又是一年中秋,親戚朋友往來贈禮,多是月餅。禮盒或繁或簡,廣式或蘇式,鮮肉或純素,手工又有機,這廂是香港老牌,那頭又來一個網紅新店……

而我則是來者皆拒,一年一度帶着抱歉的笑容逐一解釋道:「我們家以前是開月餅廠的,實在是在月餅堆里長大的,最怕吃月餅了!」別人將要再問,我卻又是諱莫如深。並非有何不可曝光的食品加工秘辛,不過是隻言片語難盡罷了。

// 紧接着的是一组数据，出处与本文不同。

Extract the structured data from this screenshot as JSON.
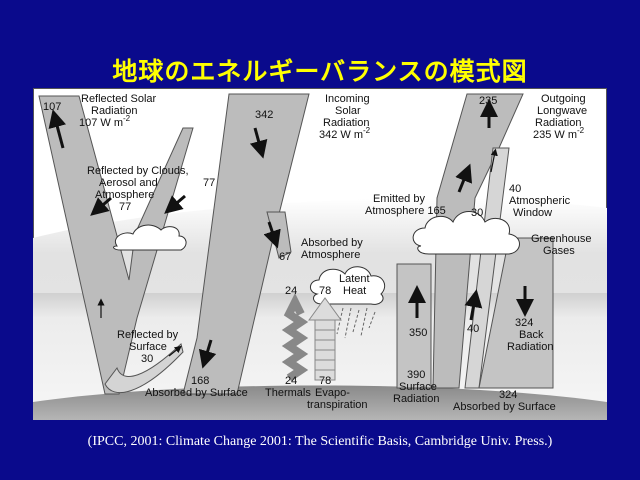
{
  "title": "地球のエネルギーバランスの模式図",
  "caption": "(IPCC, 2001: Climate Change 2001: The Scientific Basis, Cambridge Univ. Press.)",
  "diagram": {
    "reflected_solar": {
      "value": "107",
      "line1": "Reflected Solar",
      "line2": "Radiation",
      "line3": "107 W m",
      "sup": "-2"
    },
    "incoming_solar": {
      "value": "342",
      "line1": "Incoming",
      "line2": "Solar",
      "line3": "Radiation",
      "line4": "342 W m",
      "sup": "-2"
    },
    "reflected_clouds": {
      "value": "77",
      "line1": "Reflected by Clouds,",
      "line2": "Aerosol and",
      "line3": "Atmosphere",
      "line4": "77"
    },
    "absorbed_atmosphere": {
      "value": "67",
      "line1": "Absorbed by",
      "line2": "Atmosphere"
    },
    "reflected_surface": {
      "value": "30",
      "line1": "Reflected by",
      "line2": "Surface",
      "line3": "30"
    },
    "absorbed_surface_solar": {
      "value": "168",
      "label": "Absorbed by Surface"
    },
    "thermals": {
      "top": "24",
      "bottom": "24",
      "label": "Thermals"
    },
    "evapotranspiration": {
      "top": "78",
      "bottom": "78",
      "line1": "Evapo-",
      "line2": "transpiration"
    },
    "latent_heat": {
      "value": "78",
      "line1": "Latent",
      "line2": "Heat"
    },
    "outgoing_longwave": {
      "value": "235",
      "line1": "Outgoing",
      "line2": "Longwave",
      "line3": "Radiation",
      "line4": "235 W m",
      "sup": "-2"
    },
    "emitted_atmosphere": {
      "value": "165",
      "line1": "Emitted by",
      "line2": "Atmosphere 165"
    },
    "atmospheric_window": {
      "value": "40",
      "line1": "40",
      "line2": "Atmospheric",
      "line3": "Window",
      "inner": "30"
    },
    "greenhouse_gases": {
      "line1": "Greenhouse",
      "line2": "Gases"
    },
    "surface_radiation": {
      "up": "350",
      "value": "390",
      "line1": "390",
      "line2": "Surface",
      "line3": "Radiation"
    },
    "window_upwelling": {
      "value": "40"
    },
    "back_radiation": {
      "value": "324",
      "line1": "324",
      "line2": "Back",
      "line3": "Radiation"
    },
    "absorbed_surface_lw": {
      "value": "324",
      "label": "Absorbed by Surface"
    }
  }
}
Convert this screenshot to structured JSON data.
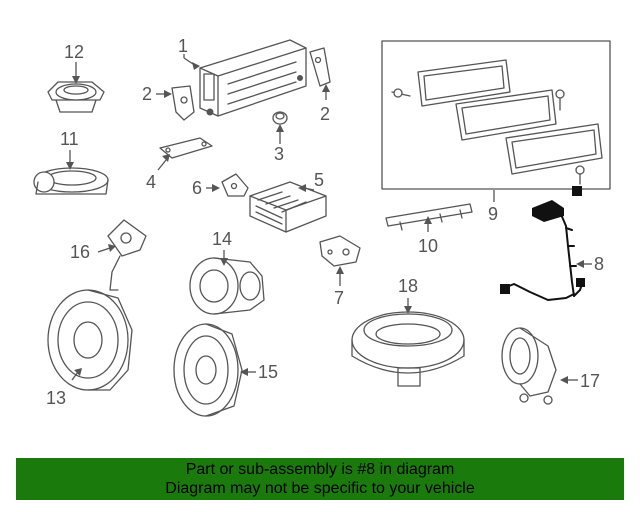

但我經不住再追問,月餅皮里總歸包着餡兒,藏是藏不住的。每年,總會有位送月餅的朋友,反被我拉住了手,回贈一段月餅廠往事。今年,就再和你來說說吧。

一、從「作坊」到「工廠」

我們家的食品加工廠,在可稱為「工廠」之前,也曾有過「作坊」階段。那會兒我年歲尚幼,唯記得大大小小的月餅模具前赴後繼地拍打在案板上的聲音,劈劈啪啪,像是放鞭炮。那時父親還是個小伙兒,家業都是初創,也得套着護袖圍着圍裙幹活兒。我總覺得他後來打麻將,摸到好牌,將那張「發財」狠拍在桌上的氣勢,就是以前拍月餅練出來的。不過前者是賺錢的。

後來,流水多了,於是有了流水線,作坊變成小廠,從河南遷到了湖南。同時也帶走了幾位河南的工人,而這些工人每年過年過完回廠,又會再帶幾位同鄉來,數着人頭可領介紹費。我們這是安徽人在湖南開了一個說河南話的食品加工廠。家裏是安徽口音,廠里說河南口音,而鄉鎮小學連着老師上課都說長沙話。我即是在這三種方言切換間長大的。

工廠主要加工蛋黃派、沙琪瑪和月餅,6月至9月是月餅的生產旺季,最忙的時候甚至要日夜倒班,生產線幾乎不停。而這時節偏偏也是我放暑假的時候,小學時課業不勤,我尤其愛往車間裏跑鬧,閒得遭人嫌。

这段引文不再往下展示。